Ethiopia: Amid peace talks, fighting reported in Tigray region
NAIROBI, Kenya - With the mediation talks over the ongoing conflict in the Tigray region of Ethiopia going on in the Republic of South Africa, intensive fresh fighting has been reported in the fragile state, which could interfere with the process according to experts.
The BBC reports that fresh fighting has been reported, with the Ethiopian National Defense Forces [ENDF] and their Eritrean counterparts targeting the civilian population under the pretext of pursuing the Tigray People's Liberation Front [TPLF].
Prior to the talks, the TPLF had called for a cessation of hostilities, adding that the Eritrean troops ought to leave the country immediately for the sake of smooth talks. Getachew Reda, the group's spokesperson, claimed Asmara was keen to commit genocide in Tigray.
A senior military commander with the Tigray forces told the BBC that the clashes near the town of Adwa involved heavy artillery and tanks. The Ethiopian and Eritrean troops have vowed to retake control of strategic towns even in the middle of the ongoing talks in South Africa.
Reporters in Ethiopia believe the outcome of the fresh fighting could determine who controls the road leading to Mekelle, the regional administrative capital of Tigray. It is on this road that stakeholders have urged both parties to allow humanitarian teams access to civilians by removing blockades.

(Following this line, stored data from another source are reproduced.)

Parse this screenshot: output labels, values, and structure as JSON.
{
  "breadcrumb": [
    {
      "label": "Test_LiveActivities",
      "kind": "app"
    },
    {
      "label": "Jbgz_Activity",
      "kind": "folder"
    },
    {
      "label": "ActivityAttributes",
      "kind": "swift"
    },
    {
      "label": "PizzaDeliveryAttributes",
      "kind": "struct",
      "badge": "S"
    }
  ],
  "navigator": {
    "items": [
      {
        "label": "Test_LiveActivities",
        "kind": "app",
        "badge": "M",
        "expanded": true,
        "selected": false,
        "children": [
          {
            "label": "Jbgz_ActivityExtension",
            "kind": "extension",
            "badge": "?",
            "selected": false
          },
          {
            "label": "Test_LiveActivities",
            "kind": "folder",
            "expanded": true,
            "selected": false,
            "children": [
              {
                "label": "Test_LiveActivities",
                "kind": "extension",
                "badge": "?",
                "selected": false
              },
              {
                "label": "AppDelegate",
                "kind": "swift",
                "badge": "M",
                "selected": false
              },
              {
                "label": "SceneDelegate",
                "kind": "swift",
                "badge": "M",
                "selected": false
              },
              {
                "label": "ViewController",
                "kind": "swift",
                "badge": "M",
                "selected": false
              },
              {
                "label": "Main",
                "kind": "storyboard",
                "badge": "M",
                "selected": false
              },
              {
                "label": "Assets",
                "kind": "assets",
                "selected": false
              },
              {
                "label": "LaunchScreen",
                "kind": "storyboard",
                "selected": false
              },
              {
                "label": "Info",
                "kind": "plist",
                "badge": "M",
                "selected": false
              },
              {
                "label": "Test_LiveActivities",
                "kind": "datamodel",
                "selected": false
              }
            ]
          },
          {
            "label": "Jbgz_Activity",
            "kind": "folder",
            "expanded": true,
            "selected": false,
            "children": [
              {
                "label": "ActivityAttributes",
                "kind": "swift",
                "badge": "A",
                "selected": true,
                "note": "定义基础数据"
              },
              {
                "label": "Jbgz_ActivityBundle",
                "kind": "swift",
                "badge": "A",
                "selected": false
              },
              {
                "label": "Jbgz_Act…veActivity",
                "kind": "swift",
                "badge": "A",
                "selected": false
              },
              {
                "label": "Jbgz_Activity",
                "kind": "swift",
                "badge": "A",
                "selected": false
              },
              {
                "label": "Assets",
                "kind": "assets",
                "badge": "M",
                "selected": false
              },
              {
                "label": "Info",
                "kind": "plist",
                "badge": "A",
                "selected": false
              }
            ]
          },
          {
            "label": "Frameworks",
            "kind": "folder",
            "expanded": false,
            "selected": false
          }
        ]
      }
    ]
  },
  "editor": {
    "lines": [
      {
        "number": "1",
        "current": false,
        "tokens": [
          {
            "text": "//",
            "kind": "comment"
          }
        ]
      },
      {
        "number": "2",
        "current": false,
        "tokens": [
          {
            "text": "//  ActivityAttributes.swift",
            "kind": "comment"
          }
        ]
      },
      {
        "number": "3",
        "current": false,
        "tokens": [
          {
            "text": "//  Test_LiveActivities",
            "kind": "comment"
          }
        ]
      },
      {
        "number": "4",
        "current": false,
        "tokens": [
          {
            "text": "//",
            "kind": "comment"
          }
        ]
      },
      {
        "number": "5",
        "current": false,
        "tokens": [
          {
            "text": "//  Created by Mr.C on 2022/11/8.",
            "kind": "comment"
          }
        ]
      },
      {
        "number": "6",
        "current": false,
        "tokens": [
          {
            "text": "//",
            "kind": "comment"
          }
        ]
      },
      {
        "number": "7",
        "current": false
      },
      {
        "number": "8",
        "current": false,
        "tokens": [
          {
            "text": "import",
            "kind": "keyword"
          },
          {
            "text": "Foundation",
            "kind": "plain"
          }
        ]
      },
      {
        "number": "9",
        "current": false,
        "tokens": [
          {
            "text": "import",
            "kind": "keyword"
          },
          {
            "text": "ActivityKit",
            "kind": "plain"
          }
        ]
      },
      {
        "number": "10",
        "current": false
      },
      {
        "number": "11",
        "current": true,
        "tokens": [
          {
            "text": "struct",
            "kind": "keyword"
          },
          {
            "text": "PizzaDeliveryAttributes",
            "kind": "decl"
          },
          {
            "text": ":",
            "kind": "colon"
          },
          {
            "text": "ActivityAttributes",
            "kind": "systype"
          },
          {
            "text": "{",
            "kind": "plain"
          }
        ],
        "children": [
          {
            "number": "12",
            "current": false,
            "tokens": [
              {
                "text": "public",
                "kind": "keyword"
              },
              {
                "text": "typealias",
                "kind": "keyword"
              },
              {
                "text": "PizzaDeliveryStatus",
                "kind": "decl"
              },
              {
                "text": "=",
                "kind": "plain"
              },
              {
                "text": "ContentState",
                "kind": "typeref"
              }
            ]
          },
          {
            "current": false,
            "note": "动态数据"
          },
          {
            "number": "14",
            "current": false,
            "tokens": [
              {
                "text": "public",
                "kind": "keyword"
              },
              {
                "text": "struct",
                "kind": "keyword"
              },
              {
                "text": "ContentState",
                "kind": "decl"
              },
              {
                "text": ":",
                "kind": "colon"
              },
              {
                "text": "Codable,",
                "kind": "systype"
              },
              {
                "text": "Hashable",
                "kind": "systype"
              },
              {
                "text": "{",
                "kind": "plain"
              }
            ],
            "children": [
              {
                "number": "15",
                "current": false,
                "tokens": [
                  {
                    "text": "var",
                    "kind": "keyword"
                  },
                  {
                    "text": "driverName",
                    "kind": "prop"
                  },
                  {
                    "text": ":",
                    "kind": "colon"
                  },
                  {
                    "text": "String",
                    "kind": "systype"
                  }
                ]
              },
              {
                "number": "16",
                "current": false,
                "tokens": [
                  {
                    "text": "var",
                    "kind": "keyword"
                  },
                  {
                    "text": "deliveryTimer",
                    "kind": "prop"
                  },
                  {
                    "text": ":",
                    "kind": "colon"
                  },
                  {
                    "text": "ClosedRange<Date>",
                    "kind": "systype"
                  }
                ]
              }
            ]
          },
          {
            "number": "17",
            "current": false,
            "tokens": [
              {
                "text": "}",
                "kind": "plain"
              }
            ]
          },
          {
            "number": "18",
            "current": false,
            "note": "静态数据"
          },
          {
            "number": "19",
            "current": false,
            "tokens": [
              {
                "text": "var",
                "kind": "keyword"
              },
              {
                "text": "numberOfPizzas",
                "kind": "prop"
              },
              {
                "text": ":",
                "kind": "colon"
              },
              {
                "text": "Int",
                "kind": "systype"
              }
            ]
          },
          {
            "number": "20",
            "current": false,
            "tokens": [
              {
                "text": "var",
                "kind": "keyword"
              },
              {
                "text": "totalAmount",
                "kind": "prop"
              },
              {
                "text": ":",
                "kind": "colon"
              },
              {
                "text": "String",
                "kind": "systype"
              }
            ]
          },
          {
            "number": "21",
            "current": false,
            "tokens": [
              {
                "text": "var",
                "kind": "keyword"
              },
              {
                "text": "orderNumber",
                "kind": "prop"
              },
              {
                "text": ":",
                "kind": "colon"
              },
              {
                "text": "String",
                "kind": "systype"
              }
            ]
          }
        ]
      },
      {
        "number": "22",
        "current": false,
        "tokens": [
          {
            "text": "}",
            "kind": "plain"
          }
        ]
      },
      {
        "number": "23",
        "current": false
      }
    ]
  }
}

There have also been reports of clashes involving forces from neighboring Eritrea near the border with the Afar region. Last month, the TPLF withdrew from Afar and Amhara regions despite the two states fighting alongside the national army, with an aim of blocking Eritreans from accessing Tigray.
Ethiopian military and its Eritrean allies recently took control of major towns in Tigray including Shire, Aksum, and Adw. Tigray People's Liberation Front had pledged to launch retaliatory attacks from the national army to continue with an offensive in the region.
In South Africa, the talks to end the 23-month bloodbath in Tigray entered the third day under the control of former Nigerian President Olusegun Obasanjo and his Kenyan counterpart Uhuru Kenyatta. Throughout this time, the media has been blocked from covering the proceedings.
The fighting started in November 2020 when TPLF attacked ENDF Northern Command leading to heavy clashes to date. Efforts to reconcile TPLF and Ethiopian forces have been futile, with stakeholders accusing Prime Minister Abiy Ahmed of doing little to avert the stalemate.